A full seven-day meal plan with recipes is included in Chapter 6 to help get you started off on the right foot eating this way which you’ll quickly discover is a high-fat, moderate protein, low-carb diet that will nourish your brain, repair it from the damage brought on by low-fat dieting, and restore optimal functions in both the brain and belly. In Chapter 7, Dr. McCleary explains why exercise is a vital element in this equation as well, including regular walking in your neighborhood. Unlike the obsessed glorification of hours of daily cardiovascular exercise promoted on television shows like “The Biggest Loser,” you’ll find that’s just not necessary. Resistance training and walking at a mild to moderate level will give you the results you are looking for when combined with the prescribed diet plan outlined in this book. Chapter 8 deals with some of the head stuff that happens to people who are overweight and feel like they are trapped into being that way for life. He offers some much-needed inspiration that you will be successful if you, as he shares in Chapter 9, learn the lessons of those who have gone before you and risen above the challenges that faced them. Commitment and hard work will be rewarded handsomely when you have the right tools in place to make them happen. Practical strategies for implementing this strategy are shared in Chapter 10 while the ultimate answer to the question about whether it works is evidenced by the results of Dr. McCleary’s clinical trials detailed in Chapter 11.

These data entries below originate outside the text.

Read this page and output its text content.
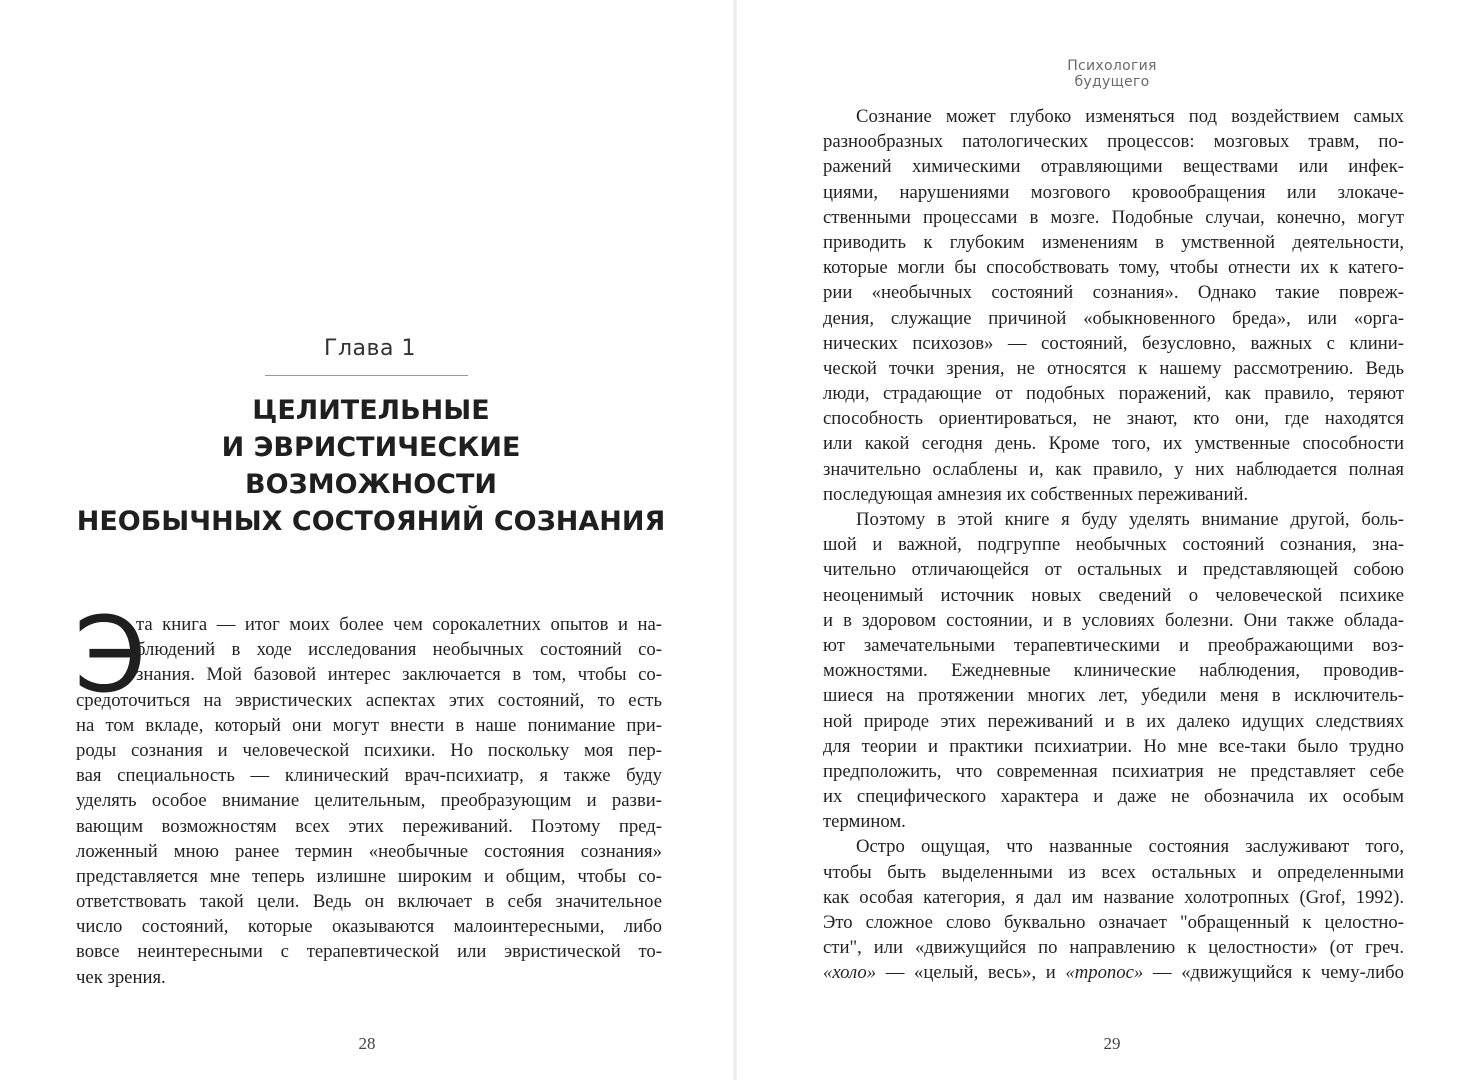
Глава 1
ЦЕЛИТЕЛЬНЫЕ
И ЭВРИСТИЧЕСКИЕ
ВОЗМОЖНОСТИ
НЕОБЫЧНЫХ СОСТОЯНИЙ СОЗНАНИЯ
Э
та книга — итог моих более чем сорокалетних опытов и на-
блюдений в ходе исследования необычных состояний со-
знания. Мой базовой интерес заключается в том, чтобы со-
средоточиться на эвристических аспектах этих состояний, то есть
на том вкладе, который они могут внести в наше понимание при-
роды сознания и человеческой психики. Но поскольку моя пер-
вая специальность — клинический врач-психиатр, я также буду
уделять особое внимание целительным, преобразующим и разви-
вающим возможностям всех этих переживаний. Поэтому пред-
ложенный мною ранее термин «необычные состояния сознания»
представляется мне теперь излишне широким и общим, чтобы со-
ответствовать такой цели. Ведь он включает в себя значительное
число состояний, которые оказываются малоинтересными, либо
вовсе неинтересными с терапевтической или эвристической то-
чек зрения.
28
Психология будущего
Сознание может глубоко изменяться под воздействием самых
разнообразных патологических процессов: мозговых травм, по-
ражений химическими отравляющими веществами или инфек-
циями, нарушениями мозгового кровообращения или злокаче-
ственными процессами в мозге. Подобные случаи, конечно, могут
приводить к глубоким изменениям в умственной деятельности,
которые могли бы способствовать тому, чтобы отнести их к катего-
рии «необычных состояний сознания». Однако такие повреж-
дения, служащие причиной «обыкновенного бреда», или «орга-
нических психозов» — состояний, безусловно, важных с клини-
ческой точки зрения, не относятся к нашему рассмотрению. Ведь
люди, страдающие от подобных поражений, как правило, теряют
способность ориентироваться, не знают, кто они, где находятся
или какой сегодня день. Кроме того, их умственные способности
значительно ослаблены и, как правило, у них наблюдается полная
последующая амнезия их собственных переживаний.
Поэтому в этой книге я буду уделять внимание другой, боль-
шой и важной, подгруппе необычных состояний сознания, зна-
чительно отличающейся от остальных и представляющей собою
неоценимый источник новых сведений о человеческой психике
и в здоровом состоянии, и в условиях болезни. Они также облада-
ют замечательными терапевтическими и преображающими воз-
можностями. Ежедневные клинические наблюдения, проводив-
шиеся на протяжении многих лет, убедили меня в исключитель-
ной природе этих переживаний и в их далеко идущих следствиях
для теории и практики психиатрии. Но мне все-таки было трудно
предположить, что современная психиатрия не представляет себе
их специфического характера и даже не обозначила их особым
термином.
Остро ощущая, что названные состояния заслуживают того,
чтобы быть выделенными из всех остальных и определенными
как особая категория, я дал им название холотропных (Grof, 1992).
Это сложное слово буквально означает "обращенный к целостно-
сти", или «движущийся по направлению к целостности» (от греч.
«холо» — «целый, весь», и «тропос» — «движущийся к чему-либо
29
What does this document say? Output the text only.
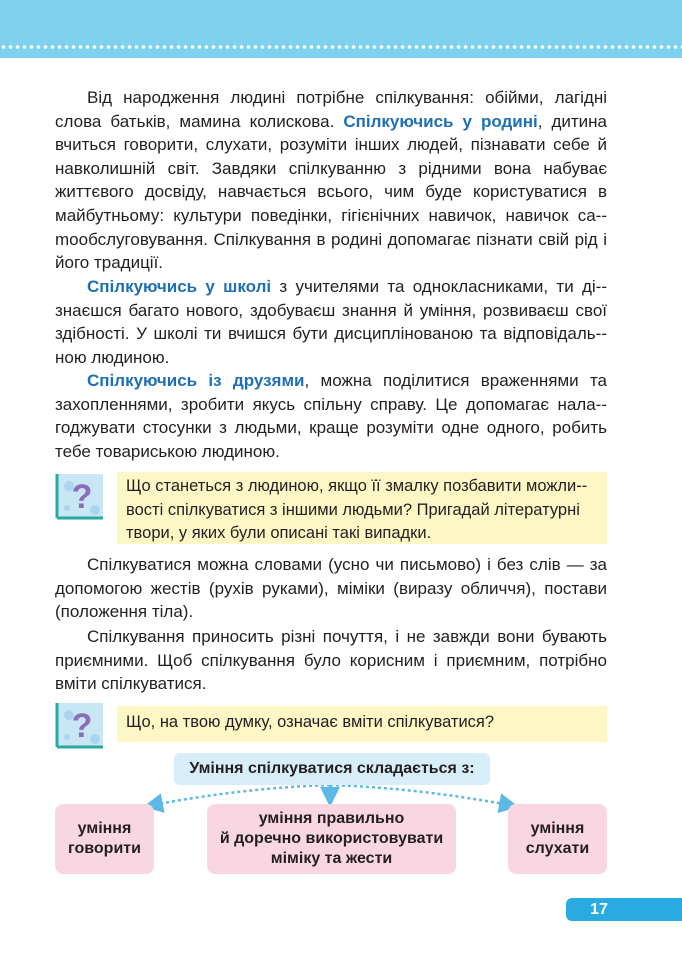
Від народження людині потрібне спілкування: обійми, лагідні слова батьків, мамина колискова. Спілкуючись у родині, дитина вчиться говорити, слухати, розуміти інших людей, пізнавати себе й навколишній світ. Завдяки спілкуванню з рідними вона набуває життєвого досвіду, навчається всього, чим буде користуватися в майбутньому: культури поведінки, гігієнічних навичок, навичок са-mообслуговування. Спілкування в родині допомагає пізнати свій рід і його традиції.

Спілкуючись у школі з учителями та однокласниками, ти ді-знаєшся багато нового, здобуваєш знання й уміння, розвиваєш свої здібності. У школі ти вчишся бути дисциплінованою та відповідаль-ною людиною.

Спілкуючись із друзями, можна поділитися враженнями та захопленнями, зробити якусь спільну справу. Це допомагає нала-годжувати стосунки з людьми, краще розуміти одне одного, робить тебе товариською людиною.

?	Що станеться з людиною, якщо її змалку позбавити можли-вості спілкуватися з іншими людьми? Пригадай літературні твори, у яких були описані такі випадки.

Спілкуватися можна словами (усно чи письмово) і без слів — за допомогою жестів (рухів руками), міміки (виразу обличчя), постави (положення тіла).

Спілкування приносить різні почуття, і не завжди вони бувають приємними. Щоб спілкування було корисним і приємним, потрібно вміти спілкуватися.

?	Що, на твою думку, означає вміти спілкуватися?
Уміння спілкуватися складається з:
уміння
говорити
уміння правильно
й доречно використовувати
міміку та жести
уміння
слухати
17
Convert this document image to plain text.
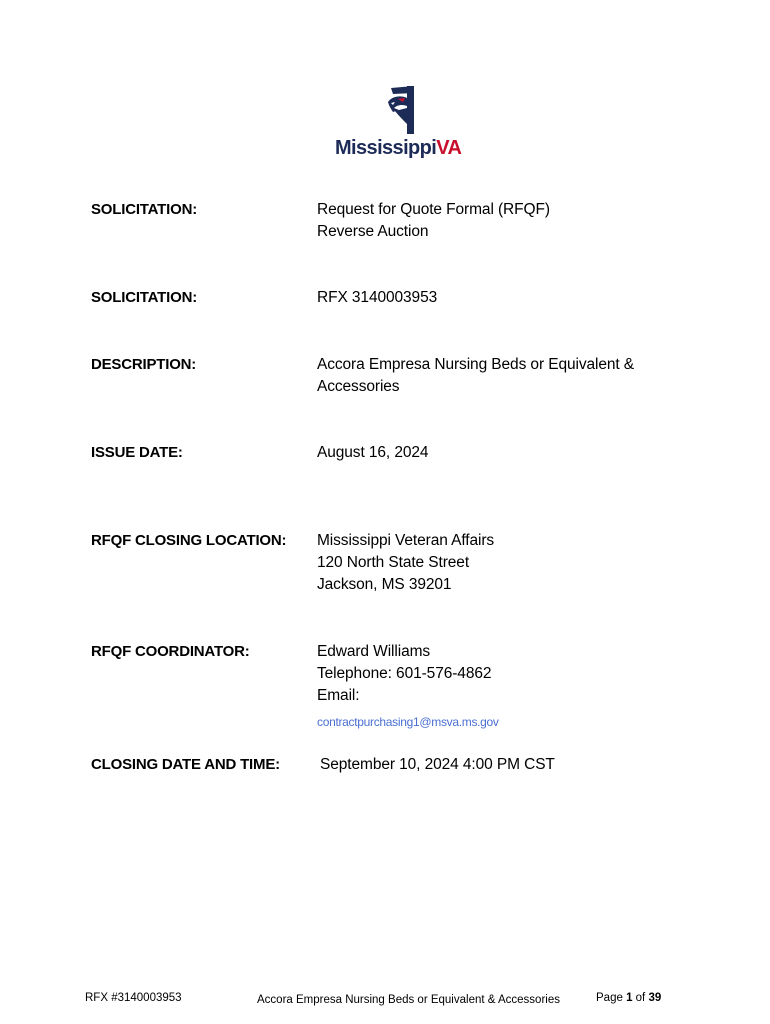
MississippiVA
SOLICITATION:	Request for Quote Formal (RFQF)
Reverse Auction
SOLICITATION:	RFX 3140003953
DESCRIPTION:	Accora Empresa Nursing Beds or Equivalent &
Accessories
ISSUE DATE:	August 16, 2024
RFQF CLOSING LOCATION: Mississippi Veteran Affairs
120 North State Street
Jackson, MS 39201
RFQF COORDINATOR:	Edward Williams
Telephone: 601-576-4862
Email:
contractpurchasing1@msva.ms.gov
CLOSING DATE AND TIME:	September 10, 2024 4:00 PM CST
RFX #3140003953	Accora Empresa Nursing Beds or Equivalent & Accessories	Page 1 of 39
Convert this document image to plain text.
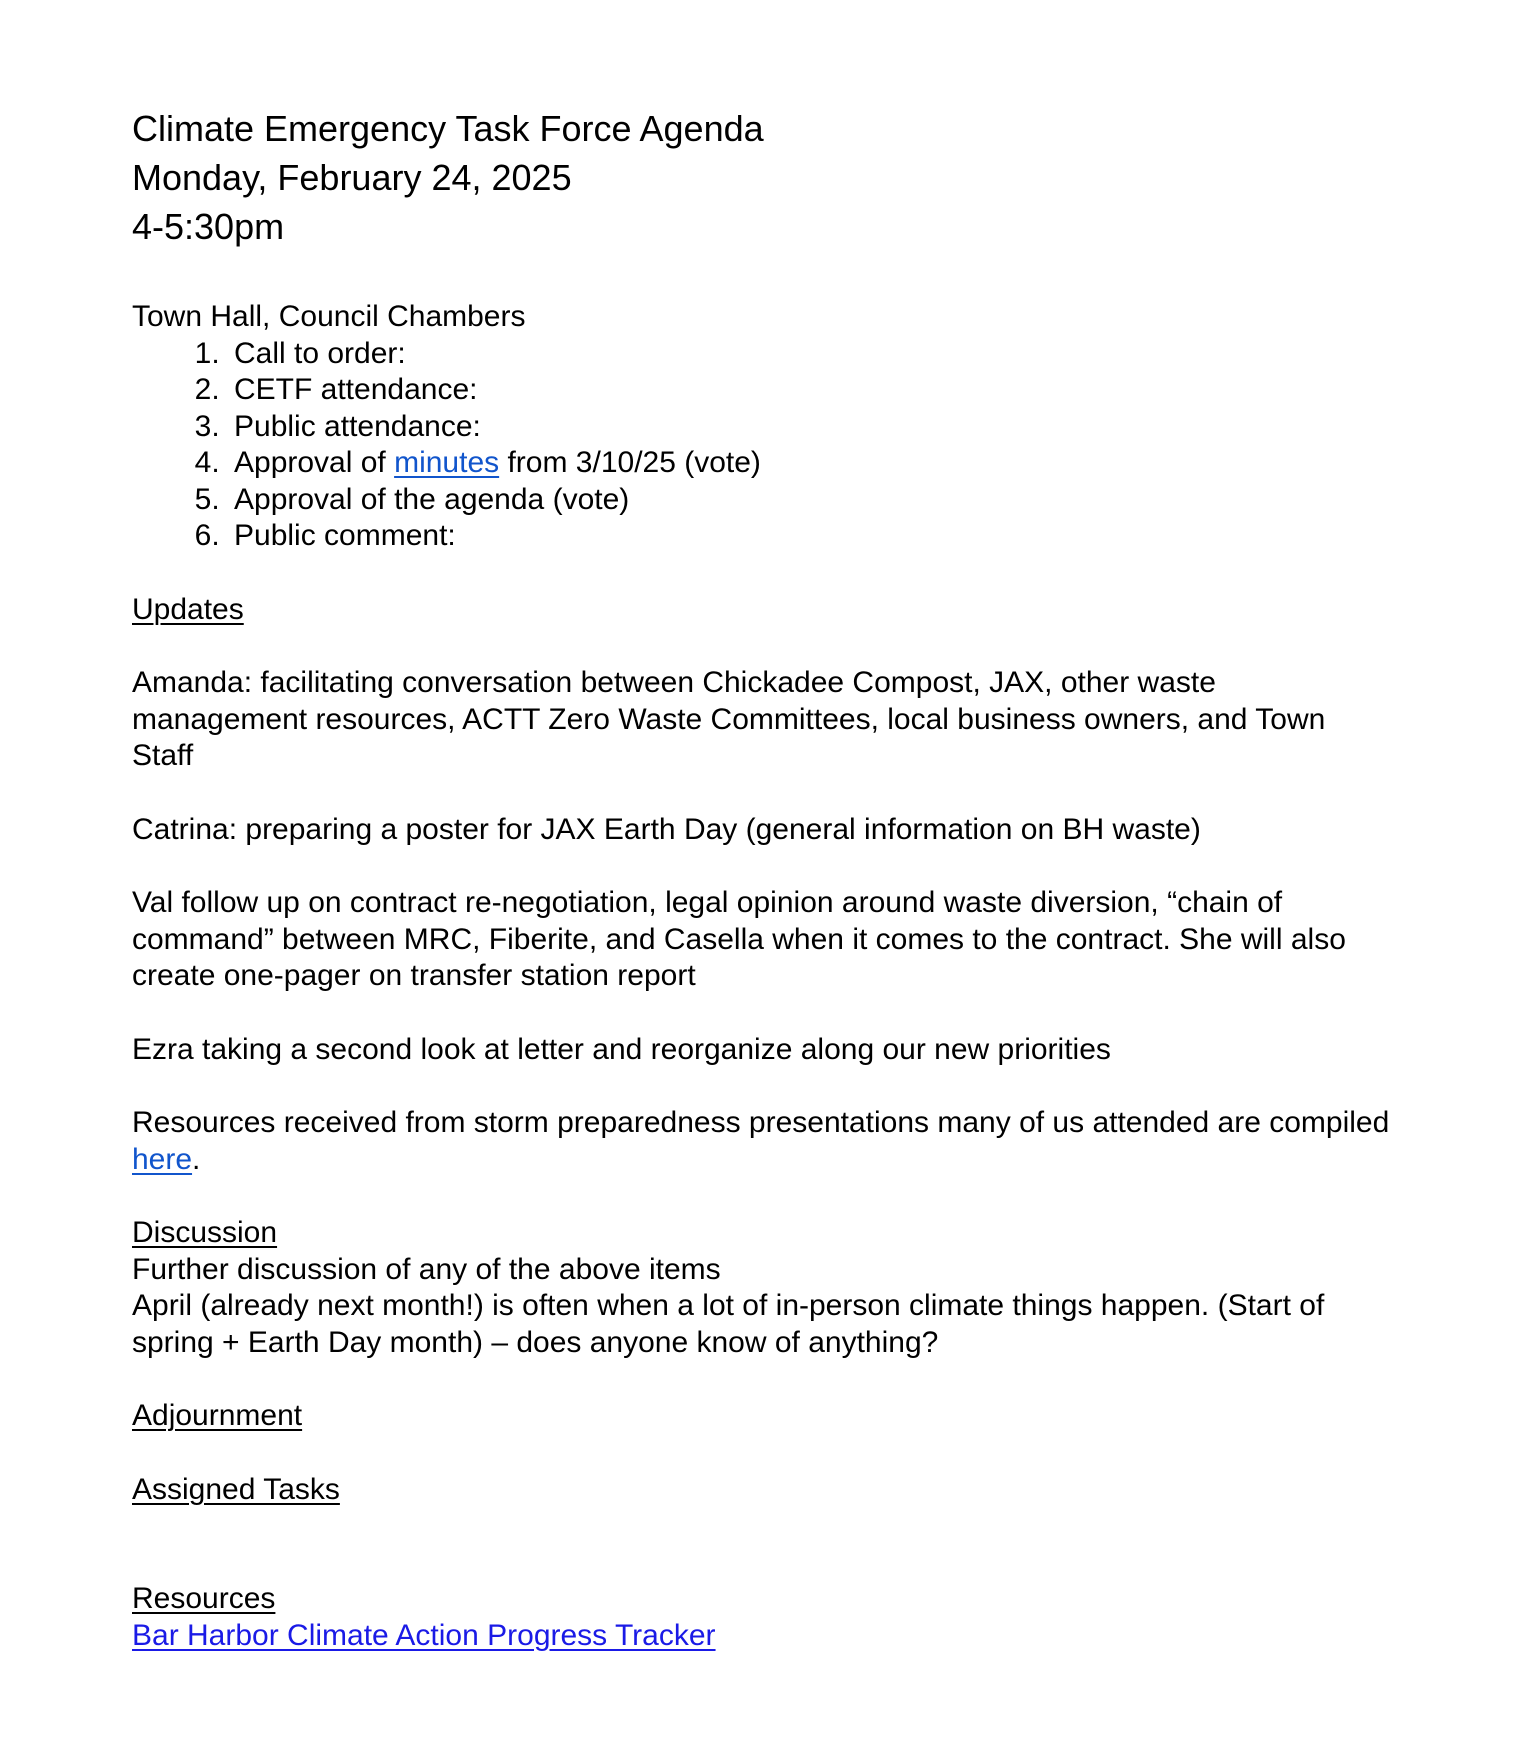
Climate Emergency Task Force Agenda
Monday, February 24, 2025
4-5:30pm
Town Hall, Council Chambers
1. Call to order:
2. CETF attendance:
3. Public attendance:
4. Approval of minutes from 3/10/25 (vote)
5. Approval of the agenda (vote)
6. Public comment:
Updates
Amanda: facilitating conversation between Chickadee Compost, JAX, other waste management resources, ACTT Zero Waste Committees, local business owners, and Town Staff
Catrina: preparing a poster for JAX Earth Day (general information on BH waste)
Val follow up on contract re-negotiation, legal opinion around waste diversion, “chain of command” between MRC, Fiberite, and Casella when it comes to the contract. She will also create one-pager on transfer station report
Ezra taking a second look at letter and reorganize along our new priorities
Resources received from storm preparedness presentations many of us attended are compiled here.
Discussion
Further discussion of any of the above items
April (already next month!) is often when a lot of in-person climate things happen. (Start of spring + Earth Day month) – does anyone know of anything?
Adjournment
Assigned Tasks
Resources
Bar Harbor Climate Action Progress Tracker
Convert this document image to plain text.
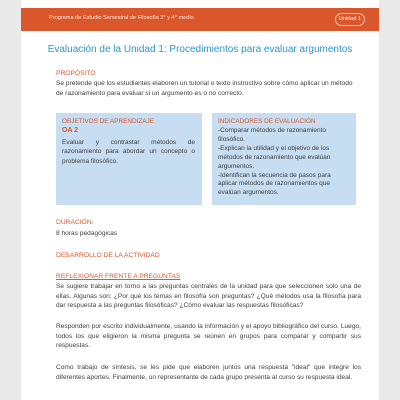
Programa de Estudio Semestral de Filosofía 3° y 4° medio	Unidad 1
Evaluación de la Unidad 1: Procedimientos para evaluar argumentos
PROPÓSITO
Se pretende que los estudiantes elaboren un tutorial o texto instructivo sobre cómo aplicar un método de razonamiento para evaluar si un argumento es o no correcto.
OBJETIVOS DE APRENDIZAJE
OA 2
Evaluar y contrastar métodos de razonamiento para abordar un concepto o problema filosófico.
INDICADORES DE EVALUACIÓN
-Comparar métodos de razonamiento filosófico.
-Explican la utilidad y el objetivo de los métodos de razonamiento que evalúan argumentos.
-Identifican la secuencia de pasos para aplicar métodos de razonamientos que evalúan argumentos.
DURACIÓN:
8 horas pedagógicas
DESARROLLO DE LA ACTIVIDAD
REFLEXIONAR FRENTE A PREGUNTAS
Se sugiere trabajar en torno a las preguntas centrales de la unidad para que seleccionen solo una de ellas. Algunas son: ¿Por qué los temas en filosofía son preguntas? ¿Qué métodos usa la filosofía para dar respuesta a las preguntas filosóficas? ¿Cómo evaluar las respuestas filosóficas?
Responden por escrito individualmente, usando la información y el apoyo bibliográfico del curso. Luego, todos los que eligieron la misma pregunta se reúnen en grupos para comparar y compartir sus respuestas.
Como trabajo de síntesis, se les pide que elaboren juntos una respuesta "ideal" que integre los diferentes aportes. Finalmente, un representante de cada grupo presenta al curso su respuesta ideal.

Suggested reading material is provided by Dr. McCleary in the back of the book, including key studies and books like Good Calories Bad Calories by Gary Taubes for further investigation into the science supporting the information contained in Feed Your Brain Lose Your Belly. Interestingly, there is also a basic educational primer in the Appendix section that explains in layman’s terms the methodology used in scientific studies looking at supplements. All in all, this book is a fascinating read for people who are concerned about both their brain health and the health of their body. Curiously enough, the optimal diet for both is exactly the same. Whether you have the courage to buck the high-carb, low-fat trend of all the so-called health “experts” is the choice you’ll have to make. The evidence for high-fat, low-carb living is there if you’re willing to embrace it and implement it for yourself.